The pictures in the book are all relevant to the topics. The quality of the pictures is adequate to show what is happening, but not sharp enough to see some of the finer details. The stone wall in the background sometimes makes it difficult to see the orientation of the swords.
The texts only has a few pictures to show most techniques. While the language used in the descriptions is specific, the reader has to refer back to pictures in previous sections to understand the descriptions.
Drills Interpreted from the I33
Each section ends with a list of suggested drills. These are all directly related to the topics covered in the section and generally build from one drill to the next. Instructors may find these of use when developing their own curriculum.
The biggest limitation of these drills is that they frequently require at least two people. These drills are of limited use to anyone studying alone.
Kenner does very well in balancing techniques drawn directly from the MS.I33 with information from other contemporary or later sources and his own observations. In HEMA, there is tension between adhering strictly to the source material and presenting conclusions drawn from experience.
Kenner balances this tension well, focusing on both I33 techniques and his own interpretations. He clearly identifies the source of the techniques he presents and acknowledges when he expands upon the core material.
Kenner adequartely describes safety equipment in an appendix at the end of the book. While I would prefer this section to be included at the beginning of the main text, it is clearly referenced in the beginning.
Kenner describes the necessary safety equipment in enough detail to allow someone to assemble a personal kit. The book omits mention of any protection advised for the knees and shins. This is presumably due to the style presented by Kenner not targeting the legs. He positions the lower body out of effective range. This omission does not take into account that students learning this style will likely fail to execute all aspects of the style consistently as they learn. This may leave their legs in range, so protection for the lower legs should be included.
At the time of writing this review, the edition of this book is five years old. While the general recommendations for safety equipment are still valid, Saftey equpitment continues to evolve in the HEMA community. This text doesn’t reflect the most current trends and new developments in equipment since it’s publishing.
Left Handed Inclusion
Kenner’s includes a section on left handed fencers. By and large, the western martial arts community deals with left handed practitioners with little more instruction than to do the mirror image of what the right handed practitioners are doing.
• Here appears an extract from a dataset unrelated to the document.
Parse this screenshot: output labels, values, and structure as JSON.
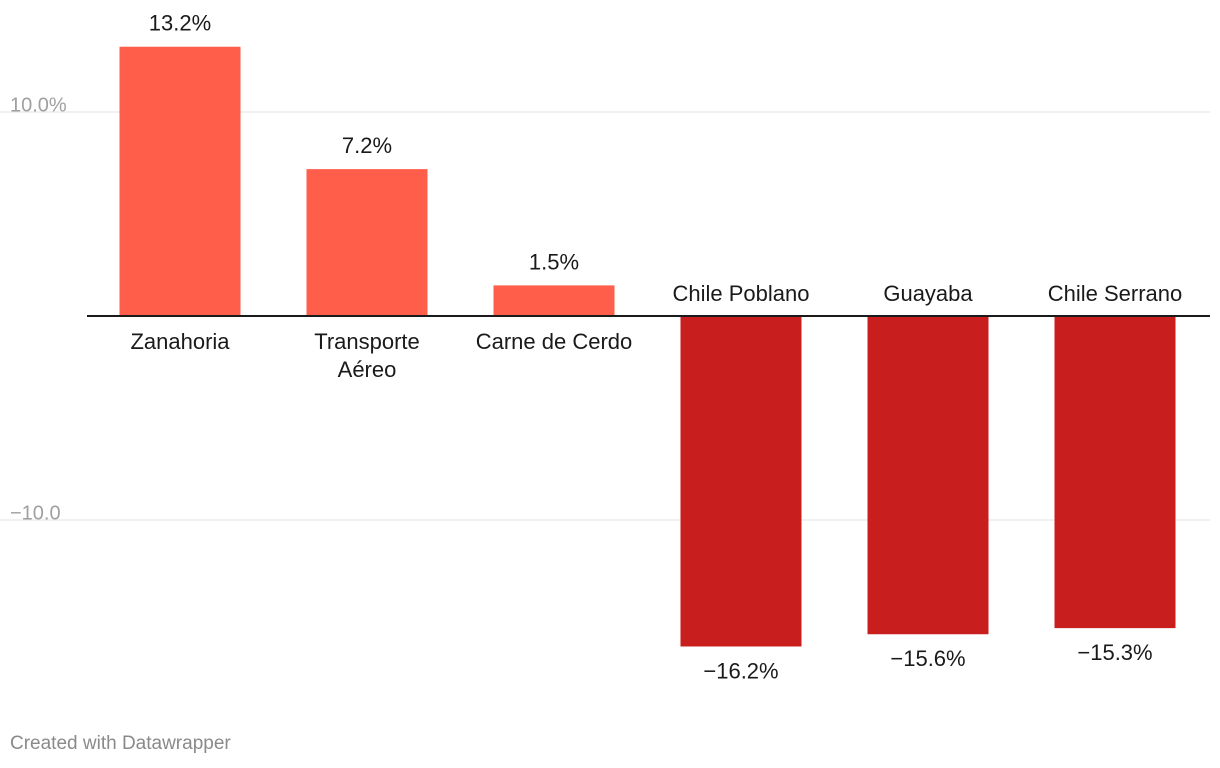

While this is not inaccurate, I have encountered very little scholarship dealing with how to adapt techniques for when a left handed sword fighter encounters a right handed sword fighter. While Kenner does not go deeply into this issue, it is refreshing, as a left handed person, to see the issue at least considered.
Conclusions about the I33 Fencing in the Style of the Walpurgis Manuscript
I33 Fencing is a solid resource for anyone looking to learn to use the sword and buckler. Perhaps its best use is by experienced students and instructors looking for an alternate view on how to develop a lesson plan. Kenner also provides context for beginners just getting into western martial arts.